Comme dans toute fantasy, il y a des dieux : « Les Dieux nous regardent. Ils jaugent nos âmes. Ils vivent dans une immense villa au bord de la mer et ils boivent des cocktails frais. Il y a la Déesse Sabrina. Elle sortait avec Evan, autrefois. Mais depuis peu, c'est le Dieu Mike qui a pris la place d'Evan. Mike bénéficie du soutien de Jean-Marc, qui est Père de Tous les Dieux. Il travaille dans le pétrole, et répare le toit de la villa quand il y a des orages. » (p.51) Ils donnent du sens à la vie : « Les Dieux créent les hommes et les dotent de pouvoir magiques pour qu'ils puissent accomplir des putains de quêtes et casser la gueule aux méchants Dieux. » (p.53)

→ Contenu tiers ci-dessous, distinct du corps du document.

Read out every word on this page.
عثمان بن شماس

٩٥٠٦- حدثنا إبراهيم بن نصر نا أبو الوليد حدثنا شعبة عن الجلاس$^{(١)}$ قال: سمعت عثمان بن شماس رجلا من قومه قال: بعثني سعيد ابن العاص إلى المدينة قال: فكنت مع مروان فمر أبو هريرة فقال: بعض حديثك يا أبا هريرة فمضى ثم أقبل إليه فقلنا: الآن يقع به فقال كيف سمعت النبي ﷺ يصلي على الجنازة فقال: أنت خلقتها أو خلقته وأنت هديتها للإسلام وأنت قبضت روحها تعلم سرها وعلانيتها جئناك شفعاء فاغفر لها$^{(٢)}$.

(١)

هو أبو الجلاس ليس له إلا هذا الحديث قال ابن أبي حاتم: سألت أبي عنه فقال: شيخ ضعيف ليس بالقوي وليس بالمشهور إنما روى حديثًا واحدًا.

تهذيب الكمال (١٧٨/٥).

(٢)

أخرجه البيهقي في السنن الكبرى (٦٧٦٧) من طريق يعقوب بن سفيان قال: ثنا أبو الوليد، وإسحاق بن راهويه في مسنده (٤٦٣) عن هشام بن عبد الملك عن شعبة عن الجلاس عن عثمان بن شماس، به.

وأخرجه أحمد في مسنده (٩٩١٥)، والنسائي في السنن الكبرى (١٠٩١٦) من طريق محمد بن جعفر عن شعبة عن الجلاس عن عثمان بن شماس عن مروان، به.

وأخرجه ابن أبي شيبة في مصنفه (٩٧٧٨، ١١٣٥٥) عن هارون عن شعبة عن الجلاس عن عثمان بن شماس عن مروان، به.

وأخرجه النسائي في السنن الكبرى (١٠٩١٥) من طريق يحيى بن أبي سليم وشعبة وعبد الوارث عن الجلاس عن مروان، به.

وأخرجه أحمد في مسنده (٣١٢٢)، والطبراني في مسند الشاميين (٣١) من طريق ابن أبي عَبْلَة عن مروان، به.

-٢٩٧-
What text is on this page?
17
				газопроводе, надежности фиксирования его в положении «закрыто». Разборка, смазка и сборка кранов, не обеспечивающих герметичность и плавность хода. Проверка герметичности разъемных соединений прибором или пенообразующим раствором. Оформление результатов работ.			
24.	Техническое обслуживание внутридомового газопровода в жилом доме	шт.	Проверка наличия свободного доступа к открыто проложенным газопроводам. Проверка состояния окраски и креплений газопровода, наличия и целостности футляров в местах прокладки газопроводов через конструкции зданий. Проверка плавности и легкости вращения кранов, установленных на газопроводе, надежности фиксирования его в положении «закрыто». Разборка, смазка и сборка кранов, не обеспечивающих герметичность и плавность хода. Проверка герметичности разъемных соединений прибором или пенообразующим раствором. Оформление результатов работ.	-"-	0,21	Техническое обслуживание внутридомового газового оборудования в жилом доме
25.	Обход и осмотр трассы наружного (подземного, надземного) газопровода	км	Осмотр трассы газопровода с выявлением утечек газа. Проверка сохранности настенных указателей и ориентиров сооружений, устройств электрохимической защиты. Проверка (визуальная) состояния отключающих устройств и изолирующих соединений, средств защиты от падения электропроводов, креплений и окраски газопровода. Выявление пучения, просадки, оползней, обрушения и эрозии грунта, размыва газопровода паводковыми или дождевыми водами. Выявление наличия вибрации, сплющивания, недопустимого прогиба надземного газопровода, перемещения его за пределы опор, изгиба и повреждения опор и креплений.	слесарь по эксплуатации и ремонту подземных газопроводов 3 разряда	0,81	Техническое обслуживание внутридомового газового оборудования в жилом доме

C'est donc bien un roman de fantasy, dans une veine évidemment satirique. Pourtant, Sunk ne ressemble ni à du Terry Pratchett, ni aux lourdes parodies du Seigneur des anneaux, ni à aucune des « conaneries » qu'on a pu lire jusqu'à présent. C'est un récit au ton étrange, constamment décalé, à l'humour souvent plus sinistre que jubilatoire. Un récit où, comme dans Atomic bomb, le précédent opus des deux compères, l'absurde fait office de principal fil conducteur. Evidente métaphore de la condition humaine, ce monde qui sombre dans l'indifférence générale — sa population préférant vaquer à de futiles taches que de se désespérer à affronter la réalité en face — détone dans un genre où, en général, le rôle de chacun et la place du bien et du mal sont parfaitement définis.
Absurde et grotesque se mêlent donc dans une sarabande d'ailleurs joliment illustrée par Arnaud Cremet dont le dessin de couverture — visible dans son intégralité à l'intérieur du livre — rappelle les grandes fresques classiques représentant l'Apocalypse, la Tour de Babel, le Paradis et les Enfers. Beaucoup d'autres de ses dessins, cocasses ou monstrueux, agrémentent le récit et participent à sa résonance si particulière.
Sunk n'est probablement pas tout à fait aussi enthousiasmant que l'excellentissime Atomic bomb, en raison d'un rythme moins explosif, de personnages un peu moins surprenants ou peut-être du caractère moins inattendu d'une parodie de fantasy. Mais malgré cela, Sunk demeure une expérience unique en son genre qui séduira sans peine les amateurs de non sense.